School of Chemistry and Biochemistry & Center for Organic Photonics and Electronics, Georgia Institute of Technology, Atlanta, Georgia 30332-0400, USA.
J Am Chem Soc. 2010 Mar 17;132(10):3375-87. doi: 10.1021/ja908173x.
Perylene tetracarboxylic diimide (PTCDI) derivatives stand out as one of the most investigated families of air-stable n-type organic semiconductors for organic thin-film transistors. Here, we use density functional theory to illustrate how it is possible to control the charge-transport parameters of PTCDIs as a function of the type, number, and positions of the substituents. Specifically, two strategies of functionalization related to core and end substitutions are investigated.
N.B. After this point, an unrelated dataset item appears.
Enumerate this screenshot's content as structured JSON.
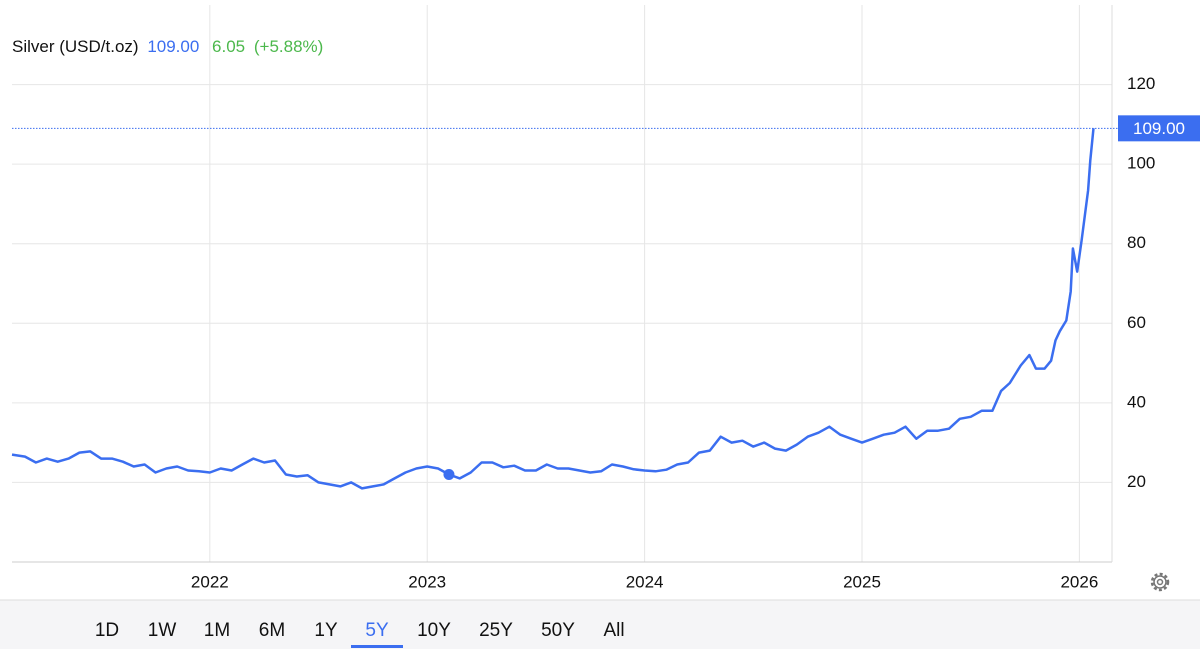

While end-substituted PTCDIs present the same functional molecular backbone, their molecular packing in the crystal significantly varies; as a consequence, this series of derivatives constitutes an ideal test bed to evaluate the models that describe charge-transport in organic semiconductors. Our results indicate that large bandwidths along with small effective masses can be obtained with the insertion of appropriate substituents on the nitrogens, in particular halogenated aromatic groups.
苝四羧酸二酰亚胺(PTCDI)衍生物是研究最多的空气稳定的 n 型有机半导体之一,适用于有机薄膜晶体管。在这里,我们使用密度泛函理论来说明如何通过取代基的类型、数量和位置来控制 PTCDI 的电荷输运参数。具体来说,研究了与核心和端取代相关的两种功能化策略。虽然端取代的 PTCDI 具有相同的功能分子主链,但它们在晶体中的分子堆积方式有很大差异;因此,这一系列衍生物构成了评估描述有机半导体电荷输运模型的理想试验台。我们的结果表明,通过在氮原子上插入适当的取代基,特别是卤代芳基,可获得大带宽和小有效质量。